The second soaker hose, 50 ft long, was attached to the
water distributor and then run out and looped back to irrigate the long raised
bed. Soaker hoses have small pores that deliberately leak water for irrigation,
but some of the pores are large enough for water to squirt out several feet beyond
the raised beds and be wasted. Therefore, I buried both soaker hoses 2-3 inches
deep in the potting soil to capture all of the irrigation water. These two soakers
irrigate nearly the entirety of the raised beds, excluding only the end of the
long bed which is not yet completely filled with potting soil or contains any plants.
That location will be topped up with potting soil and vegetated in the spring
of 2019, at which time I will add another 25 ft long soaker hose to irrigate it.
The greenhouse has a lot of air leaks, allowing air to
somewhat freely pass in and out of the structure. This undesirably cools the
interior in winter, although probably also helps to beneficially reduce
overheating in summer. Leaks are caused in several ways, and I have plugged
some of them, but much more repair will be needed next year. As mentioned
above, one leak was stopped by moving the water spigot inside the greenhouse,
thus eliminating the need to run the irrigation hose through an always-open
vent panel. A second leak was closed by replacing a rotted structural 2x4 that a
vent panel was attached to. A third leak was fixed by reseating weather-stripping
that had become loose and sagged away from a vent panel over time. A fourth
leak was mostly closed by replacing two rotted structural 2x4 boards that were
fitted horizontally to the outside Hardy-board wall. Finally, several vent
panels did not close completely because the aluminum strips that cover and
protect vent panel junctions were too long; these I cut shorter with tin snips.
The fourth leak mentioned above was difficult to repair,
as the weight of the greenhouse’s transparent panels was upon the two rotted
2x4 boards. Furthermore, additional 2x4s atop the Hardy-boards are rotten and still
need replacing, which will be a two-man operation that will be done during 2019.

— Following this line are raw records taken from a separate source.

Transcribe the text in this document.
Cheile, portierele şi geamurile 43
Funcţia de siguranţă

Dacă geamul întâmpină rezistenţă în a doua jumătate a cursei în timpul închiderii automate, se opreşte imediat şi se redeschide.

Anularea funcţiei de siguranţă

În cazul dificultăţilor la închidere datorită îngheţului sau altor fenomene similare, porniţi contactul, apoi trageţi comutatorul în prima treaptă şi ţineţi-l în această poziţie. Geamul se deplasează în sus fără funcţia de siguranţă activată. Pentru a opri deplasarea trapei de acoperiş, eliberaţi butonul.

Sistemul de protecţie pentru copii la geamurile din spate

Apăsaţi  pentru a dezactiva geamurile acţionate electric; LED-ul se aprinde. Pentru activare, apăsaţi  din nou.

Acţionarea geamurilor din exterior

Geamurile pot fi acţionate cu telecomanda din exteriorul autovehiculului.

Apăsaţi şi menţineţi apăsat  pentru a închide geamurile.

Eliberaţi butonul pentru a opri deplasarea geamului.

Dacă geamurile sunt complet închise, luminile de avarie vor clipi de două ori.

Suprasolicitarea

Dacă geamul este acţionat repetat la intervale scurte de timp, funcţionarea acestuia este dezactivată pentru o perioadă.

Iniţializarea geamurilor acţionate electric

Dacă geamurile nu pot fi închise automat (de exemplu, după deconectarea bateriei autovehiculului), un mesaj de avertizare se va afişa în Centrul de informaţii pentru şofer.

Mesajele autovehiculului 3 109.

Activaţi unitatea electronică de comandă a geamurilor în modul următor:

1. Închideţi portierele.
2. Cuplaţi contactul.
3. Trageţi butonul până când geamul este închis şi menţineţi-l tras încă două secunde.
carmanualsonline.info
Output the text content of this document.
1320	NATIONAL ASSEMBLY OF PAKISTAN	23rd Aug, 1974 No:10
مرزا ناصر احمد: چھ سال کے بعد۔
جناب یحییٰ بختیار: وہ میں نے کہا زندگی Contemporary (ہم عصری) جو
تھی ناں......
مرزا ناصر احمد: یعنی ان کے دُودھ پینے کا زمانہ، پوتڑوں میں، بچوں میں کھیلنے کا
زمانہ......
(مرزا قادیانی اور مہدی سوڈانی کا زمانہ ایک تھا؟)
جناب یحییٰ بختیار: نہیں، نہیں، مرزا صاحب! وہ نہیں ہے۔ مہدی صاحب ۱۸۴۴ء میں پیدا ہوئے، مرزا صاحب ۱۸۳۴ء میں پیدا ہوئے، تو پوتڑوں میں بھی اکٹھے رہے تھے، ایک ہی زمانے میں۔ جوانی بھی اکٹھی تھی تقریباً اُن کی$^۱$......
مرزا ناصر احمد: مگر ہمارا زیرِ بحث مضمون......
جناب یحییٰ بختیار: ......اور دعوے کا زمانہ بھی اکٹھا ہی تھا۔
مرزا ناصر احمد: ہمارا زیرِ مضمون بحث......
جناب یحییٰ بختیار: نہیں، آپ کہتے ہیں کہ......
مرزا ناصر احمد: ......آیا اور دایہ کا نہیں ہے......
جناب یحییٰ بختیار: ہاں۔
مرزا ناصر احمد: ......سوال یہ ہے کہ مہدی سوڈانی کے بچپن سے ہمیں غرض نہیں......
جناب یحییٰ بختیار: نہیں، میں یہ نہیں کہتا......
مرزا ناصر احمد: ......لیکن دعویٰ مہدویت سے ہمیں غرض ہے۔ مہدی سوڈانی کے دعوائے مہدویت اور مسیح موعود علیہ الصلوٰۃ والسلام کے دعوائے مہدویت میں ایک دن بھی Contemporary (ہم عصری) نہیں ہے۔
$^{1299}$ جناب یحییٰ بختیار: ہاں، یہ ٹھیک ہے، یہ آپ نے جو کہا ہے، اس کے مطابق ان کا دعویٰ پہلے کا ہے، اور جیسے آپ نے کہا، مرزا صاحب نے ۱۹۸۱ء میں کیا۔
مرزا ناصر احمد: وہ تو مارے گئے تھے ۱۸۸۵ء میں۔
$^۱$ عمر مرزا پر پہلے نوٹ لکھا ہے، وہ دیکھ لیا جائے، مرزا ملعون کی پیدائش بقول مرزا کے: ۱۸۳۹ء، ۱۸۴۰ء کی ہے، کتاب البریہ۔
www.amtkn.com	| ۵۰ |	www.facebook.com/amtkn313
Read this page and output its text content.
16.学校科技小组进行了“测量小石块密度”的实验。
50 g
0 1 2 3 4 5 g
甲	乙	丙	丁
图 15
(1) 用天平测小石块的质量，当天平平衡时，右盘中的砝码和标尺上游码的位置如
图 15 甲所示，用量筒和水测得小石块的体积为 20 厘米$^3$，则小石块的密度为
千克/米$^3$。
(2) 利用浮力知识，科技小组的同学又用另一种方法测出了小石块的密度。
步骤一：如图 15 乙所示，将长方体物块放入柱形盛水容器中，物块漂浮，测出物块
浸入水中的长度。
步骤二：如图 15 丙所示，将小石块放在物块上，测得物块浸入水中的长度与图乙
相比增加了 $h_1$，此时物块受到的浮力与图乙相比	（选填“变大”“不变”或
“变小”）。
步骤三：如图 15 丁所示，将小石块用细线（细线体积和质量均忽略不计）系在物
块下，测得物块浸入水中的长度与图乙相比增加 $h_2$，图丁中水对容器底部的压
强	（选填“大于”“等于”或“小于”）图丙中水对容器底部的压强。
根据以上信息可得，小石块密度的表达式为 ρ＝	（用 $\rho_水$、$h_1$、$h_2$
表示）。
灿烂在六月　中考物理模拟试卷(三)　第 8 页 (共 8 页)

The greenhouse owner is somewhat sensitive to pressure-treated wood, so the
original construction used untreated redwood or cedar 2x4s. While redwood,
cedar, and some other woods are naturally rot-resistant, they certainly are not
completely so, and we will be looking at alternatives come spring.
We have also had to learn a lesson in varmint control. The
entire floor of the structure is underlain by eighth-inch wire mesh to prevent
rodents from burrowing into the greenhouse. This includes under the raised
beds, as mentioned above, and under the central floor’s four-inch-thick layer
of coarse sand. However, today I spotted on the bottom of the water tank a
drowned mouse that evidently fell in and could not climb out. We had been
wondering what was eating the leaves of the parsley and red Russian kale, and were advised by neighbors that it was probably slugs,
so we were planning to install beer traps. However, the mouse could also be the
culprit, as a cursory search has yet to turn up a single slug and there are
still many holes in the walls that need to be plugged. What do you think?
Lastly, the photo below of the center of the greenhouse
should give you some idea of how much room there is inside. It is large enough
to add a central raised bed, but we will probably not do so since she wants the
space for meditation sessions. I hope to be able to show you more pics over
time as we finish topping up and planting the existing raised beds, adding the
additional soaker hose, adding hanging baskets, and allowing warmer weather
over the upcoming spring and summer to create a lush indoor green space. I might
even install some solenoid valves to completely automate the irrigation system.